第一財経によると、中国最大の玩具の生産地域である広東省のスワトウ、東莞、深センなどで、広東省の国家級伝統芸能「英歌舞」を踊るロボット、その場で向きを変えられるフルスケールのリモコンカーFPV、ロボット犬といったAIの玩具を多くの企業が製造している様子が見える。
かねてからAIの活用を手掛けている広東省の群宇互動科技(群宇科技)の陳鋭烽社長は、各社がこぞってAIの玩具を手掛けていることについて、業界内での「AIは企業の利用効率ソリューションとしては複雑であるが、玩具については大変便利で製品を容易に造れるし、IPの愛好者が支えてくれるので人気が出て来る」という認識を挙げた。
方正証券の見積もりでは、中国のAI玩具について2028年に、普及率20%~25%となると想定すれば市場規模が300~400億元(約6175~8233億円)に達するという。
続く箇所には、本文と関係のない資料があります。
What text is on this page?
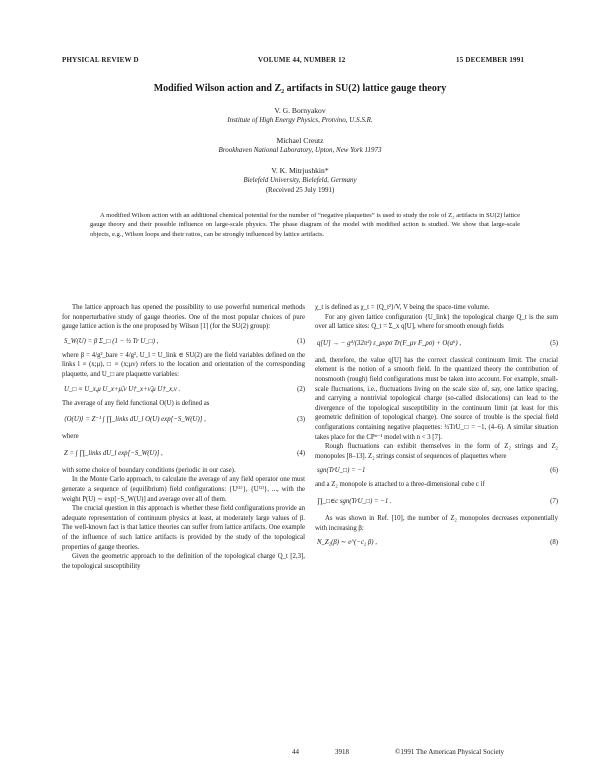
PHYSICAL REVIEW D	VOLUME 44, NUMBER 12	15 DECEMBER 1991
Modified Wilson action and Z₂ artifacts in SU(2) lattice gauge theory
V. G. Bornyakov
Institute of High Energy Physics, Protvino, U.S.S.R.
Michael Creutz
Brookhaven National Laboratory, Upton, New York 11973
V. K. Mitrjushkin*
Bielefeld University, Bielefeld, Germany
(Received 25 July 1991)

A modified Wilson action with an additional chemical potential for the number of “negative plaquettes” is used to study the role of Z₂ artifacts in SU(2) lattice gauge theory and their possible influence on large-scale physics. The phase diagram of the model with modified action is studied. We show that large-scale objects, e.g., Wilson loops and their ratios, can be strongly influenced by lattice artifacts.

The lattice approach has opened the possibility to use powerful numerical methods for nonperturbative study of gauge theories. One of the most popular choices of pure gauge lattice action is the one proposed by Wilson [1] (for the SU(2) group):

S_W(U) = β Σ_□ (1 − ½ Tr U_□) ,	(1)

where β = 4/g²_bare = 4/g², U_l = U_link ∈ SU(2) are the field variables defined on the links l ≡ (x;μ), □ ≡ (x;μν) refers to the location and orientation of the corresponding plaquette, and U_□ are plaquette variables:

U_□ ≡ U_x,μ U_x+μ̂,ν U†_x+ν̂,μ U†_x,ν .	(2)

The average of any field functional O(U) is defined as

⟨O(U)⟩ = Z⁻¹ ∫ ∏_links dU_l O(U) exp[−S_W(U)] ,	(3)

where

Z = ∫ ∏_links dU_l exp[−S_W(U)] ,	(4)

with some choice of boundary conditions (periodic in our case).

In the Monte Carlo approach, to calculate the average of any field operator one must generate a sequence of (equilibrium) field configurations: {U⁽¹⁾}, {U⁽²⁾}, ..., with the weight P(U) ∼ exp[−S_W(U)] and average over all of them.

The crucial question in this approach is whether these field configurations provide an adequate representation of continuum physics at least, at moderately large values of β. The well-known fact is that lattice theories can suffer from lattice artifacts. One example of the influence of such lattice artifacts is provided by the study of the topological properties of gauge theories.

Given the geometric approach to the definition of the topological charge Q_t [2,3], the topological susceptibility

χ_t is defined as χ_t = ⟨Q_t²⟩/V, V being the space-time volume.

For any given lattice configuration {U_link} the topological charge Q_t is the sum over all lattice sites: Q_t = Σ_x q[U], where for smooth enough fields

q[U] → − g⁴/(32π²) ε_μνρσ Tr(F_μν F_ρσ) + O(a⁶) ,	(5)

and, therefore, the value q[U] has the correct classical continuum limit. The crucial element is the notion of a smooth field. In the quantized theory the contribution of nonsmooth (rough) field configurations must be taken into account. For example, small-scale fluctuations, i.e., fluctuations living on the scale size of, say, one lattice spacing, and carrying a nontrivial topological charge (so-called dislocations) can lead to the divergence of the topological susceptibility in the continuum limit (at least for this geometric definition of topological charge). One source of trouble is the special field configurations containing negative plaquettes: ½TrU_□ = −1, (4–6). A similar situation takes place for the CPⁿ⁻¹ model with n < 3 [7].

Rough fluctuations can exhibit themselves in the form of Z₂ strings and Z₂ monopoles [8–13]. Z₂ strings consist of sequences of plaquettes where

sgn(TrU_□) = −1	(6)

and a Z₂ monopole is attached to a three-dimensional cube c if

∏_□∈c sgn(TrU_□) = −1 .	(7)

As was shown in Ref. [10], the number of Z₂ monopoles decreases exponentially with increasing β:

N_Z₂(β) ∼ e^(−c₂ β) ,	(8)
44	3918	©1991 The American Physical Society
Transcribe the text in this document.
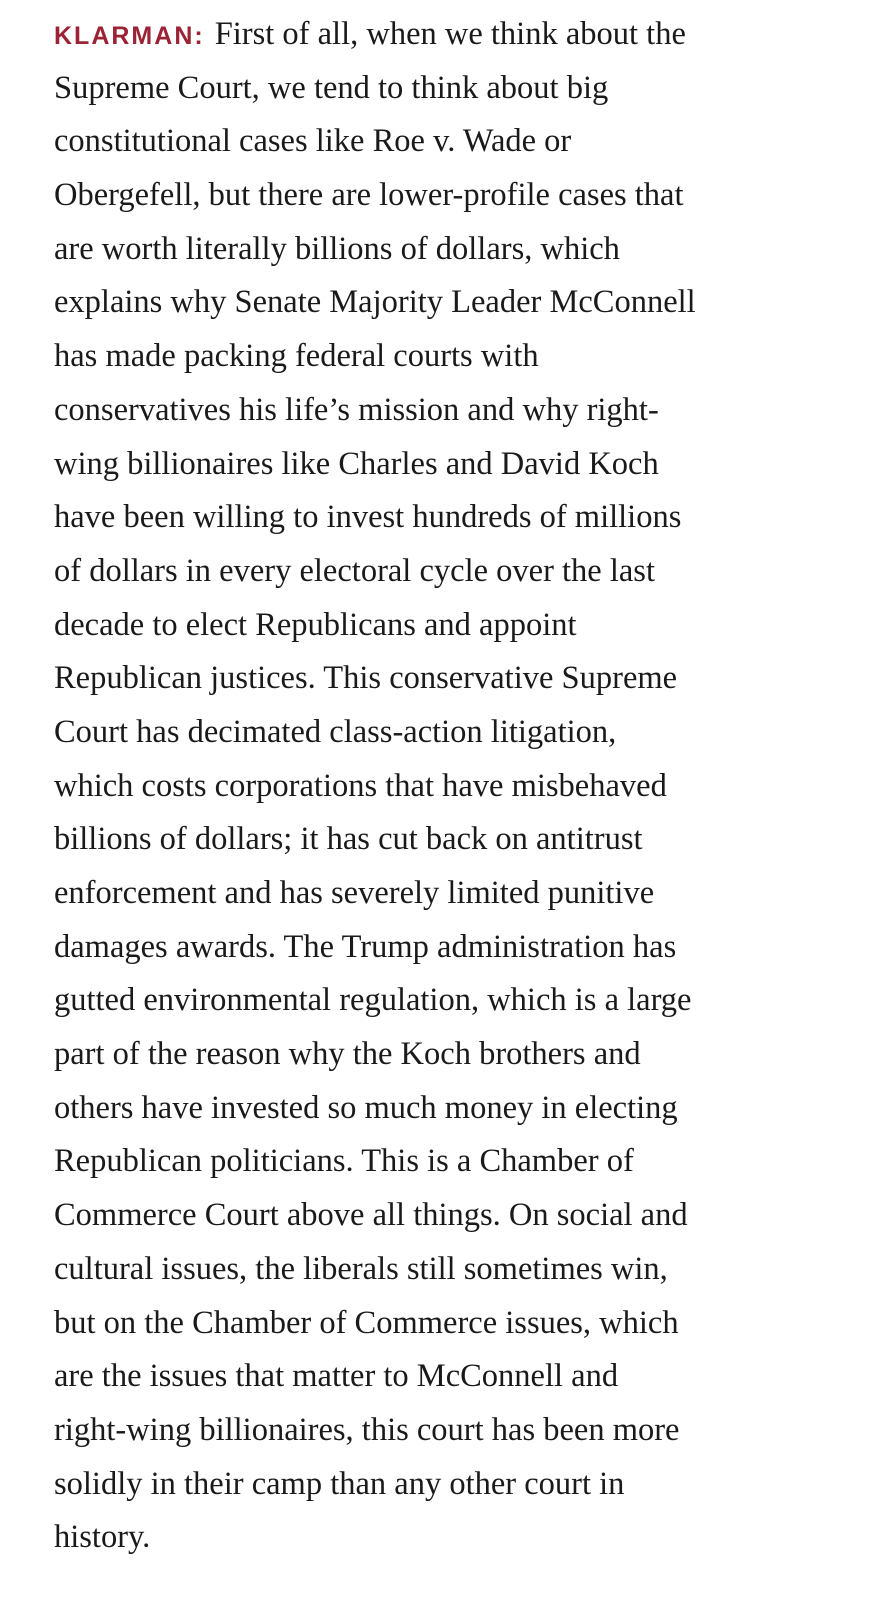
KLARMAN: First of all, when we think about the
Supreme Court, we tend to think about big
constitutional cases like Roe v. Wade or
Obergefell, but there are lower-profile cases that
are worth literally billions of dollars, which
explains why Senate Majority Leader McConnell
has made packing federal courts with
conservatives his life’s mission and why right-
wing billionaires like Charles and David Koch
have been willing to invest hundreds of millions
of dollars in every electoral cycle over the last
decade to elect Republicans and appoint
Republican justices. This conservative Supreme
Court has decimated class-action litigation,
which costs corporations that have misbehaved
billions of dollars; it has cut back on antitrust
enforcement and has severely limited punitive
damages awards. The Trump administration has
gutted environmental regulation, which is a large
part of the reason why the Koch brothers and
others have invested so much money in electing
Republican politicians. This is a Chamber of
Commerce Court above all things. On social and
cultural issues, the liberals still sometimes win,
but on the Chamber of Commerce issues, which
are the issues that matter to McConnell and
right-wing billionaires, this court has been more
solidly in their camp than any other court in
history.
2月17日の昼、広東省スワトウ市澄海区にある群宇科技のAIパークで、戦闘服を着てこん棒を手にした積み木状のロボットが隊列をなし、係員がスイッチを入れると、リズムを合わせ、棍棒を放り上げ、太鼓を叩き、何度も動きを変えるなど、設定した手順に沿って「英歌舞」を踊った。リズム感抜群で実に見事だった。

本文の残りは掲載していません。